Rette Deinen Nächsten, gib Dich selbst!

Ein Park in London stellt die Frage: Wie weit darf Nächstenliebe gehen?
Eine scheinbar harmlose Wand, darauf gekachelt handgemalte Fliesen, die Namen und kleine Blumenornamente tragen.
Foto: Martin Glauert
Eine scheinbar harmlose Wand, darauf gekachelt handgemalte Fliesen, die Namen und kleine Blumenornamente tragen.
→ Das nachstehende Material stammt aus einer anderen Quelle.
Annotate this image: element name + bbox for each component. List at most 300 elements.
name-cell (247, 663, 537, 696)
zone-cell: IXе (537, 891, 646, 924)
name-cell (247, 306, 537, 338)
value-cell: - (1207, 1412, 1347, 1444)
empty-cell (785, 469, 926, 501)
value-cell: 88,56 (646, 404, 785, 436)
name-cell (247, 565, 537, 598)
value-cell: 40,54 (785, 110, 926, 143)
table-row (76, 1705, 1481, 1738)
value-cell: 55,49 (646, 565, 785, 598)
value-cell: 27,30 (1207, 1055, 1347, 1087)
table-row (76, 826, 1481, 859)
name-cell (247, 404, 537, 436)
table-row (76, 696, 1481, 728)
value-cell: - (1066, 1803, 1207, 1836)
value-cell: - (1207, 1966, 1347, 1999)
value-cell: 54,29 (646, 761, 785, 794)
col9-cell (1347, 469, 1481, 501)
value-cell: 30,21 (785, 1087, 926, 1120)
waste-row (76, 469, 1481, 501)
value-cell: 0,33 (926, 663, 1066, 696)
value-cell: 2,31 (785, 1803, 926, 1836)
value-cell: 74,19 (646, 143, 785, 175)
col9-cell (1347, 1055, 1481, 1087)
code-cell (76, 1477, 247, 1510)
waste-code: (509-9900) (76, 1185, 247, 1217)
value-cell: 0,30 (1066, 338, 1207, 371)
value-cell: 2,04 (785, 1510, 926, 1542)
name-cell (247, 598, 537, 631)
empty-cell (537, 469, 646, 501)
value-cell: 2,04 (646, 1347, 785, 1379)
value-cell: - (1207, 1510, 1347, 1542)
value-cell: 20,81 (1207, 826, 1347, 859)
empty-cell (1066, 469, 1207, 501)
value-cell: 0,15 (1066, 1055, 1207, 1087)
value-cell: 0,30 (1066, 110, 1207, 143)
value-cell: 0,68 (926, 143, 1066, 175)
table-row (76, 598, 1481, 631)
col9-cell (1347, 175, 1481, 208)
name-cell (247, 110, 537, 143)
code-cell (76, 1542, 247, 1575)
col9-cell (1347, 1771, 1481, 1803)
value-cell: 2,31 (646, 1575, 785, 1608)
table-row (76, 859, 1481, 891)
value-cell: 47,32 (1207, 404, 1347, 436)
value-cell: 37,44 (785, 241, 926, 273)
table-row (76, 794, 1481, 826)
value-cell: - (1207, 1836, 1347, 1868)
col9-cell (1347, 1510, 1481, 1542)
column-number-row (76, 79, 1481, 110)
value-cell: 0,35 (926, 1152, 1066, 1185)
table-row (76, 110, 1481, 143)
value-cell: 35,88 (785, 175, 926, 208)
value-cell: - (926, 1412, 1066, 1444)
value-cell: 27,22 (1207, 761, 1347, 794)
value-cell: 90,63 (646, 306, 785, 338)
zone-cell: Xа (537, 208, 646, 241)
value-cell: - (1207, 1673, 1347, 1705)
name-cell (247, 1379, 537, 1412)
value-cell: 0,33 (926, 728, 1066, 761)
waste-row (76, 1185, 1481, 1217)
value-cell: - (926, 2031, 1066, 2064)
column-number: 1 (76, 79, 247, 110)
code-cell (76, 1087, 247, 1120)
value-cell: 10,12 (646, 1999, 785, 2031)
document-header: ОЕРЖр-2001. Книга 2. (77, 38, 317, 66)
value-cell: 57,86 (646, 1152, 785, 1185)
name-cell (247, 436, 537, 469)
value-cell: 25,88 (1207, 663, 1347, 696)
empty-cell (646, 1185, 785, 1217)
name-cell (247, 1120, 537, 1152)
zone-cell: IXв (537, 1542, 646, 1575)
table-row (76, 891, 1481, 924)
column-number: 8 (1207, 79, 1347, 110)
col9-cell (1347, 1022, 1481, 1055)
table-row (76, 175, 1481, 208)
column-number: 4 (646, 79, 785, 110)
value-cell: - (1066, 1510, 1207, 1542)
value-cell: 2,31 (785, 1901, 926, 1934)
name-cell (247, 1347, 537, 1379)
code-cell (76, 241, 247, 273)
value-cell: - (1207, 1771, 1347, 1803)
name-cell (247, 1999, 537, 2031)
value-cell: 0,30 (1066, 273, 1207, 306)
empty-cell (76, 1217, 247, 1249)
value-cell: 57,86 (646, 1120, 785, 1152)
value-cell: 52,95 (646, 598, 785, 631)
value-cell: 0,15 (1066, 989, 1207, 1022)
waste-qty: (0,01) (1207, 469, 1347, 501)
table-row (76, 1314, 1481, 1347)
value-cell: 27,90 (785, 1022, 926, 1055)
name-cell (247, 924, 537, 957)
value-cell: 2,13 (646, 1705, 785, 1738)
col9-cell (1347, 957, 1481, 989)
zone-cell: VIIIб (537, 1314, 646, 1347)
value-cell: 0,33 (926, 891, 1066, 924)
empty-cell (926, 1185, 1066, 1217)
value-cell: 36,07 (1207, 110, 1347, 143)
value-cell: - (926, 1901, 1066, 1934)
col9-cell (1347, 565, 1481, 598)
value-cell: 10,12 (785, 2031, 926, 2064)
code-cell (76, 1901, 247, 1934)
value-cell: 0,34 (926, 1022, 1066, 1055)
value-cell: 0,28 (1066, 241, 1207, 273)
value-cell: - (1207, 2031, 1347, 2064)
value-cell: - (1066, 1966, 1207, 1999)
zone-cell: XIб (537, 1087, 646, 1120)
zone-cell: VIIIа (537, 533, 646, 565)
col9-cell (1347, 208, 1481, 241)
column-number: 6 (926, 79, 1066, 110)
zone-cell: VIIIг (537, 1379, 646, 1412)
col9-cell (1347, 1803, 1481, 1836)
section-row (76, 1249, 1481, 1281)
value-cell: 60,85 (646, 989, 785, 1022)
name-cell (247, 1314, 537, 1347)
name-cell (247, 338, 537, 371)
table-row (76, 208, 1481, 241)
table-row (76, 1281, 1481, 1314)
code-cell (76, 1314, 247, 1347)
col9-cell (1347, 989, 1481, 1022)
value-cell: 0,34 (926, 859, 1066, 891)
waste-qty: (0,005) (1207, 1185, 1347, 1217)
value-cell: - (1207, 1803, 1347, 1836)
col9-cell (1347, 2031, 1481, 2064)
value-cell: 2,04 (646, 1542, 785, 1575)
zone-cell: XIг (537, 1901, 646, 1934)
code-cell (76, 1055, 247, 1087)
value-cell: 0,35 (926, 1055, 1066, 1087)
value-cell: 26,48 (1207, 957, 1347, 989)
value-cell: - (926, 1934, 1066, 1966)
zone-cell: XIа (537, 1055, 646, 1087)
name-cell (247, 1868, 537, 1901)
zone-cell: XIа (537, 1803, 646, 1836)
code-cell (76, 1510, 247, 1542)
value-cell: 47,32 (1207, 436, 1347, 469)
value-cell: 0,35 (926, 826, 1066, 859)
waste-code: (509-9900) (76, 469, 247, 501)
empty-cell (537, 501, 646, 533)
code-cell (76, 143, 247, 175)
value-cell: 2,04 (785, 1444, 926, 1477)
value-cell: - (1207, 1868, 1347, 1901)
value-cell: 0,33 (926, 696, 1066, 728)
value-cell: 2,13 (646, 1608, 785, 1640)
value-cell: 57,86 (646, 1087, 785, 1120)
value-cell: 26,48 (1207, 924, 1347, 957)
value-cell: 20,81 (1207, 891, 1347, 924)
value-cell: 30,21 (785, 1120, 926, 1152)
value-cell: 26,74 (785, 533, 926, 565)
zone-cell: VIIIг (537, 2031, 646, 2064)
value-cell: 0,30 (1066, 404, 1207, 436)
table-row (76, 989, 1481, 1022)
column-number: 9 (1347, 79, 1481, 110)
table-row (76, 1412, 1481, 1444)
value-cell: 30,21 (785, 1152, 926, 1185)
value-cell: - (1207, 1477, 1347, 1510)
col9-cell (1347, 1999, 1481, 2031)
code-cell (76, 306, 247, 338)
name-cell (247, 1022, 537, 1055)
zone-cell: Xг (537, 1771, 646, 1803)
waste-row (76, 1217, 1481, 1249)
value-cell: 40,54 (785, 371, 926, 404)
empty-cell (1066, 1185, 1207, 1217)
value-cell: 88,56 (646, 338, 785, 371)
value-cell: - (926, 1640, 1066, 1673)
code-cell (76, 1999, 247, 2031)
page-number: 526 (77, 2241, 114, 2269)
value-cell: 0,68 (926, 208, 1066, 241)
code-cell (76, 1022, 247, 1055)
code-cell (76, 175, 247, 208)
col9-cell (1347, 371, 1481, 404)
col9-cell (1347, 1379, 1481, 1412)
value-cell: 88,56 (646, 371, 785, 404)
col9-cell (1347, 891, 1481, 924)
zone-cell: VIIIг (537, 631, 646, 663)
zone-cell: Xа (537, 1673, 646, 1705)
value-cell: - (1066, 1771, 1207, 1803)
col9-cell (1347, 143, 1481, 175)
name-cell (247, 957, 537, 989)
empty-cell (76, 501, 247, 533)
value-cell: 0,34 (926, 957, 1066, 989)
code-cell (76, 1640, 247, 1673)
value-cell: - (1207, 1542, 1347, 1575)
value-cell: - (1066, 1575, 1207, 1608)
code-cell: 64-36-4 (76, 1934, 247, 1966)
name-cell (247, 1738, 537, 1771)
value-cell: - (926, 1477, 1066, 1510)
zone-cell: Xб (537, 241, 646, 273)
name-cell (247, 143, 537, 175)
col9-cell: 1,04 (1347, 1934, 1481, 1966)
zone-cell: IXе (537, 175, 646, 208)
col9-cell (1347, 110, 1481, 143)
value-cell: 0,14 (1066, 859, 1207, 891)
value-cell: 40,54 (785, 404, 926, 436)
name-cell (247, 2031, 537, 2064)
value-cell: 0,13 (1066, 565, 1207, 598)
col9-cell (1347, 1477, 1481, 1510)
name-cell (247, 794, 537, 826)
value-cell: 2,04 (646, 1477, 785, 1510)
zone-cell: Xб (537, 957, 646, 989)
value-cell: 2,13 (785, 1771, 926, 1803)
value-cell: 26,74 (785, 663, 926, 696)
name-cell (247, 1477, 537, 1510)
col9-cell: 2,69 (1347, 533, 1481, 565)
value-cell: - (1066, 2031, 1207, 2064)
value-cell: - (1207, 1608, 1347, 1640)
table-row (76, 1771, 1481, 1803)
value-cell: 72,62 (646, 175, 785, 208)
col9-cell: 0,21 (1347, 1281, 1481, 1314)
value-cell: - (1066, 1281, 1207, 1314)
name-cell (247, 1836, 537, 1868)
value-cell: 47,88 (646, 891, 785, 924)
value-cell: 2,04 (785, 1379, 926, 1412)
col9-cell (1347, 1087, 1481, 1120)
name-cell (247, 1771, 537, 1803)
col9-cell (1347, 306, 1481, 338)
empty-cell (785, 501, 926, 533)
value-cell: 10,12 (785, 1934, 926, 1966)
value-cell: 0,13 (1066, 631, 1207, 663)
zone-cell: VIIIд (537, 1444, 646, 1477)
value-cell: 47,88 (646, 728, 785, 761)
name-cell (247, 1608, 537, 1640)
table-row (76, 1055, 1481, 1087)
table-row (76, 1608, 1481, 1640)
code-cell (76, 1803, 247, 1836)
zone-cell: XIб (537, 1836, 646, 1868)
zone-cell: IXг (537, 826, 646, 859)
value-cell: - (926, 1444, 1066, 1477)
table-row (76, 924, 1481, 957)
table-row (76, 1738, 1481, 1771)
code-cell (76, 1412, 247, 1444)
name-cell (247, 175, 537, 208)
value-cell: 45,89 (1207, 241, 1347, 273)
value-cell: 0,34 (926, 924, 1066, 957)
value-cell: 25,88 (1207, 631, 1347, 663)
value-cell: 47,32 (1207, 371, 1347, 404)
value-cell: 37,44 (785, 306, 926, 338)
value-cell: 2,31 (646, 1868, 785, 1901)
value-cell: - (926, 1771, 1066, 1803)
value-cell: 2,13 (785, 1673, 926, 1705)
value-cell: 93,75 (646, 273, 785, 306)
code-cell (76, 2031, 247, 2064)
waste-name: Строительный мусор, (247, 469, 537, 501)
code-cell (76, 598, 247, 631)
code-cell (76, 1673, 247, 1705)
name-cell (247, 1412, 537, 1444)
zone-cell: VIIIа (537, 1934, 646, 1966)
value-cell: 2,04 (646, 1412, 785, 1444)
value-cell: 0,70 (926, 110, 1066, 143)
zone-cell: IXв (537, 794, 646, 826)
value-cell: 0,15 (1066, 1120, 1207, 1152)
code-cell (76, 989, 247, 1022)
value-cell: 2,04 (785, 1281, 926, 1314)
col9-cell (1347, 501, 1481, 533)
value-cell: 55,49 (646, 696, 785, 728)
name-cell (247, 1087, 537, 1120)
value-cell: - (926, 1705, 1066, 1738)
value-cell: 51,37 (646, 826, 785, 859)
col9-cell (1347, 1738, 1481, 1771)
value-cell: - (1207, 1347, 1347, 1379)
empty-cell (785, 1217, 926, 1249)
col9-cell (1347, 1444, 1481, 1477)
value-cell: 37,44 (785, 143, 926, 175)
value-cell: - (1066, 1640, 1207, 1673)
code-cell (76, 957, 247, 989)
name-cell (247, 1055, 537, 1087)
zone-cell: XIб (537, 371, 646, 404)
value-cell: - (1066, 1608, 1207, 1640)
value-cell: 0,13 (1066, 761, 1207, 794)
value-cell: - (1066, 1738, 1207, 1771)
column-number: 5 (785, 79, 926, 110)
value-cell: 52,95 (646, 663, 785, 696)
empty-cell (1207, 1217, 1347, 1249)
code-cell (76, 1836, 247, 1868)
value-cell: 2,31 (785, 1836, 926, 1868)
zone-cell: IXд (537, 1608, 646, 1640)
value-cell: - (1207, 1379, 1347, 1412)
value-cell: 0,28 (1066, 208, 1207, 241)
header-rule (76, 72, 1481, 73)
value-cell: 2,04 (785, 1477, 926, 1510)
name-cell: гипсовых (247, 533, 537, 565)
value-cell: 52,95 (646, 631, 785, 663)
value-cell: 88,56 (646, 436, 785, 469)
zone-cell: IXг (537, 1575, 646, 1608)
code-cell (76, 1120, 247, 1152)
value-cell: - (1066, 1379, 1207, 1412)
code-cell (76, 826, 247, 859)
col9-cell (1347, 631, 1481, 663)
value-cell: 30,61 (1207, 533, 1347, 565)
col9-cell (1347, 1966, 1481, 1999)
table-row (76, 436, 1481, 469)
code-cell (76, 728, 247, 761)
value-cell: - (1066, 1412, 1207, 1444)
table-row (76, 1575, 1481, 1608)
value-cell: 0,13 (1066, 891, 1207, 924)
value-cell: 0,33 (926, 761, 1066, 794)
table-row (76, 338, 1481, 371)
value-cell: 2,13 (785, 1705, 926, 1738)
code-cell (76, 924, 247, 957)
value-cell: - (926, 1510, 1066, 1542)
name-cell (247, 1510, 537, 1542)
Seit 120 Jahren ehrt der kleine Postman’s Park in London Menschen, die ihr Leben für andere hingegeben haben. Traurige, rührende Geschichten wahrer Heldinnen und Helden werden hier auf handgemalten Fliesen in knappster Form erzählt. Wann werden die Geschichten aus der Zeit der Corona-Epidemie folgen?

Das Coronavirus ist hochansteckend, die Erkrankung verläuft allzu oft tödlich. Damit möchte man lieber nichts zu tun haben. „Bloß weg!“, ruft der Fluchtinstinkt, wenn ein Kranker in der Nähe ist. Dennoch erscheinen Ärzte und Pfleger Tag für Tag pünktlich zur Schicht, behandeln und betreuen ihre Patienten im engen Kontakt.

In England war ihre Ausrüstung oft mangelhaft, die Mitarbeiter zogen sich zeitweise sogar Müllbeutel über, weil Schutzanzüge fehlten. Sie riskierten ihr Leben, um den ihnen anvertrauten Menschen zu helfen. Und das Risiko ist brutal konkret: Mehr als 180 Ärzte und Pfleger sind in England inzwischen gestorben, weil sie sich bei der Arbeit mit dem Virus infiziert haben. Sie werden von der Bevölkerung als Helden verehrt, in den Fenstern wird abends geklatscht, an Stränden werden bemalte Steine mit Dankesbotschaften abgelegt, sogar der Graffitikünstler Banksy hat ein Bild für sie gemalt. „Mein Leben gebe ich für deins“ – das Thema ist unerwartet aktuell, aber es ist nicht neu.

Mitten im hektischen Zentrum Londons, umgeben von Banken und Büros, liegt ein kleiner Park, fast nur ein Garten. Zwischen Bäumen und Blumenbeeten verbringen die Angestellten der umliegenden Geschäfte ihre Mittagspause im „Postman’s Park“. Einige der Holzbänke sind überdacht, die Wand dahinter ist gekachelt mit lauter handgemalten Fliesen, die Namen und kleine Blumenornamente tragen. Auf den ersten Blick wirken sie nur wie eine niedliche Dekoration, schaut man jedoch genauer hin, liest man so seltsame Sätze wie: „Ellen Donovan aus Lincoln Court, Great Wild Street, rannte in ein brennendes Haus, um die Kinder des Nachbarn zu retten, und kam in den Flammen um. 28. Juli 1873.“ Tatsächlich verbergen sich hinter all den kleinen Tafeln lauter dramatische Schicksale und Geschichten auf Leben und Tod.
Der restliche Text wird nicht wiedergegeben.